Security testers often use intrusive testing methods to expose system vulnerabilities. Ethical hacking is one example of intrusive testing, as the security practice can disrupt the normal workflow of an application and corrupt data.
Software stress testing looks at how applications respond under extreme user load or CPU-intensive operations. At or above peak capacity, some applications slow down gradually, or simply stop operating. Performance degradation is usually preferable, and stress tests can reveal areas where the application design falls short of expectations.
Destructive software tests expressly try to break an application, not simply verify specifications. Testers perform actions to gauge how an application responds when a customer uses the software in ways its designers did not intend. These tests often cause the application to crash and corrupt its data.
A relatively new type of testing is chaos engineering, which can combine elements of intrusive, stress and destructive software tests. Chaos engineering tests applications, especially large-scale cloud applications, for resiliency. A chaos engineering program intentionally causes faults in the application or production environment, leading to significant failures in the code or hosting resources. Examples of chaos engineering include lost network connectivity, a fatal error in an application component and an enormous spike in user activity. Netflix originally conceived of and practiced the concept as a means to ensure its streaming video systems operate under adverse conditions; those tools are available open source in the Simian Army.
Intrusive and destructive software tests are critical to a thorough non-functional test strategy. Planning begins with the target environment. Where possible, spin up a separate environment that closely mirrors production to execute these tests, often called a staging or QA environment. Chaos engineering typically occurs in production, and sometimes on hardware, so users will experience any failures these stress tests cause. The tests often run without the application support team's prior knowledge. If it is essential that the application remain online and accurate, testers must coordinate with the team beforehand to ensure uptime.
Scheduling is also important. QA engineers must segregate non-functional tests from functional and data validation testing. However, that task isn't as simple as putting the failure-inducing setups at the completion of functional and data validation. The later non-functional testing occurs, the greater the cost to fix the root cause of performance and security defects in the design.

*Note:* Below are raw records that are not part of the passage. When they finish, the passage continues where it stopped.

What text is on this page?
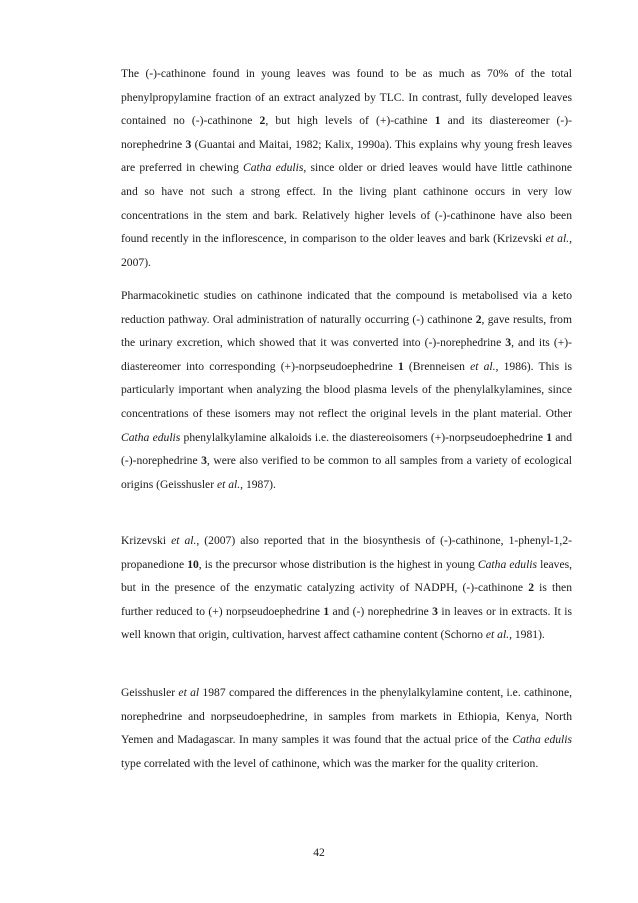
The (-)-cathinone found in young leaves was found to be as much as 70% of the total phenylpropylamine fraction of an extract analyzed by TLC. In contrast, fully developed leaves contained no (-)-cathinone 2, but high levels of (+)-cathine 1 and its diastereomer (-)-norephedrine 3 (Guantai and Maitai, 1982; Kalix, 1990a). This explains why young fresh leaves are preferred in chewing Catha edulis, since older or dried leaves would have little cathinone and so have not such a strong effect. In the living plant cathinone occurs in very low concentrations in the stem and bark. Relatively higher levels of (-)-cathinone have also been found recently in the inflorescence, in comparison to the older leaves and bark (Krizevski et al., 2007).

Pharmacokinetic studies on cathinone indicated that the compound is metabolised via a keto reduction pathway. Oral administration of naturally occurring (-) cathinone 2, gave results, from the urinary excretion, which showed that it was converted into (-)-norephedrine 3, and its (+)-diastereomer into corresponding (+)-norpseudoephedrine 1 (Brenneisen et al., 1986). This is particularly important when analyzing the blood plasma levels of the phenylalkylamines, since concentrations of these isomers may not reflect the original levels in the plant material. Other Catha edulis phenylalkylamine alkaloids i.e. the diastereoisomers (+)-norpseudoephedrine 1 and (-)-norephedrine 3, were also verified to be common to all samples from a variety of ecological origins (Geisshusler et al., 1987).

Krizevski et al., (2007) also reported that in the biosynthesis of (-)-cathinone, 1-phenyl-1,2-propanedione 10, is the precursor whose distribution is the highest in young Catha edulis leaves, but in the presence of the enzymatic catalyzing activity of NADPH, (-)-cathinone 2 is then further reduced to (+) norpseudoephedrine 1 and (-) norephedrine 3 in leaves or in extracts. It is well known that origin, cultivation, harvest affect cathamine content (Schorno et al., 1981).

Geisshusler et al 1987 compared the differences in the phenylalkylamine content, i.e. cathinone, norephedrine and norpseudoephedrine, in samples from markets in Ethiopia, Kenya, North Yemen and Madagascar. In many samples it was found that the actual price of the Catha edulis type correlated with the level of cathinone, which was the marker for the quality criterion.

42
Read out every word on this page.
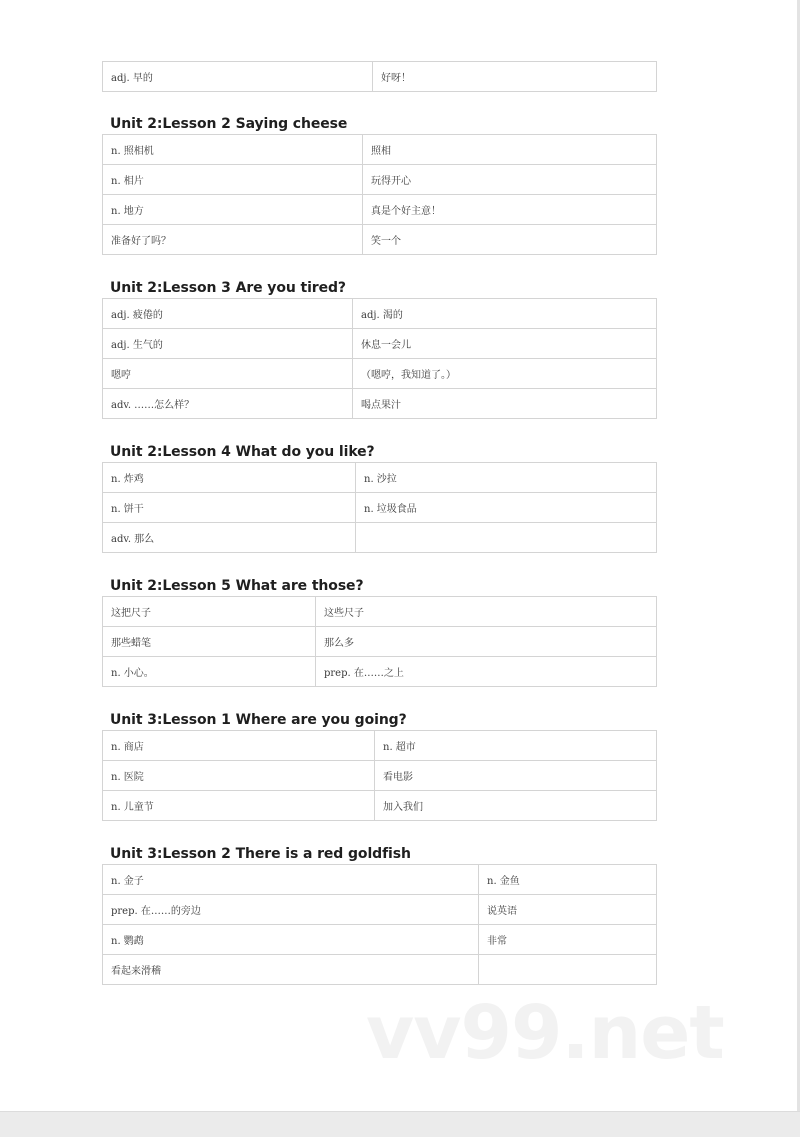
adj. 早的	好呀！
Unit 2:Lesson 2 Saying cheese
n. 照相机	照相
n. 相片	玩得开心
n. 地方	真是个好主意！
准备好了吗？	笑一个
Unit 2:Lesson 3 Are you tired?
adj. 疲倦的	adj. 渴的
adj. 生气的	休息一会儿
嗯哼	（嗯哼，我知道了。）
adv. ……怎么样？	喝点果汁
Unit 2:Lesson 4 What do you like?
n. 炸鸡	n. 沙拉
n. 饼干	n. 垃圾食品
adv. 那么	
Unit 2:Lesson 5 What are those?
这把尺子	这些尺子
那些蜡笔	那么多
n. 小心。	prep. 在……之上
Unit 3:Lesson 1 Where are you going?
n. 商店	n. 超市
n. 医院	看电影
n. 儿童节	加入我们
Unit 3:Lesson 2 There is a red goldfish
n. 金子	n. 金鱼
prep. 在……的旁边	说英语
n. 鹦鹉	非常
看起来滑稽	
vv99.net
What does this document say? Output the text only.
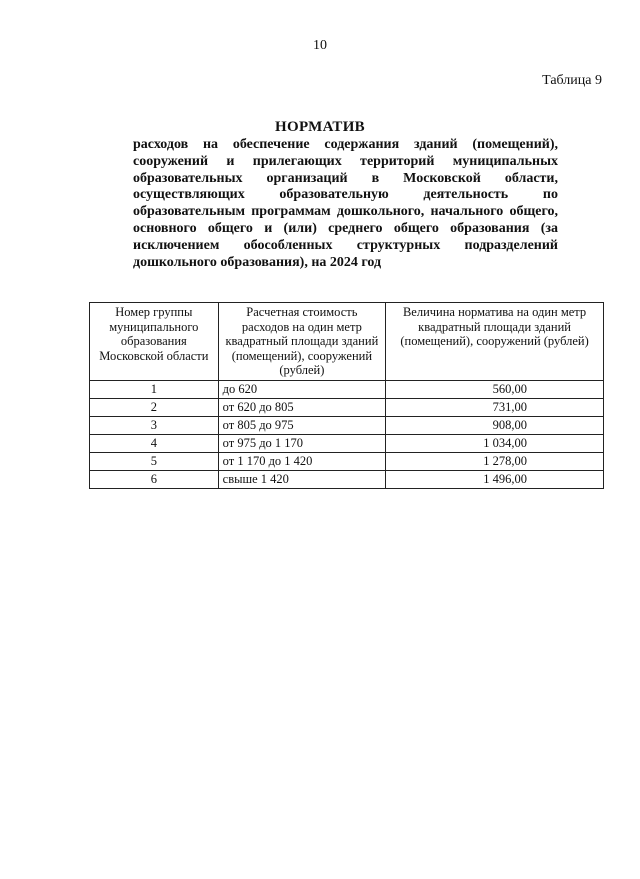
10
Таблица 9
НОРМАТИВ
расходов на обеспечение содержания зданий (помещений), сооружений и прилегающих территорий муниципальных образовательных организаций в Московской области, осуществляющих образовательную деятельность по образовательным программам дошкольного, начального общего, основного общего и (или) среднего общего образования (за исключением обособленных структурных подразделений дошкольного образования), на 2024 год
Номер группы муниципального образования Московской области	Расчетная стоимость расходов на один метр квадратный площади зданий (помещений), сооружений (рублей)	Величина норматива на один метр квадратный площади зданий (помещений), сооружений (рублей)
1	до 620	560,00
2	от 620 до 805	731,00
3	от 805 до 975	908,00
4	от 975 до 1 170	1 034,00
5	от 1 170 до 1 420	1 278,00
6	свыше 1 420	1 496,00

To perform successful destructive software testing, consider:
- Do you have a specific need to test until failure?
- What information will you obtain by testing until failure?
- If there is a failure, can you identify and localize it? It may represent a weakness in the application the team must fix.
- During a failure, does the software behave as expected?
- Does a software failure result in the loss or corruption of data?
- What brings the software back to its pre-failure state? How much time does that process take?
Destructive and intrusive testing require test cases, just as in any other QA plan. Failure itself is not necessarily a bug, because the purpose of the test was to cause it. What's important is the way in which that failure manifests, and what the user experiences. Testers must be cognizant of these goals and expectations before they start swinging sledgehammers.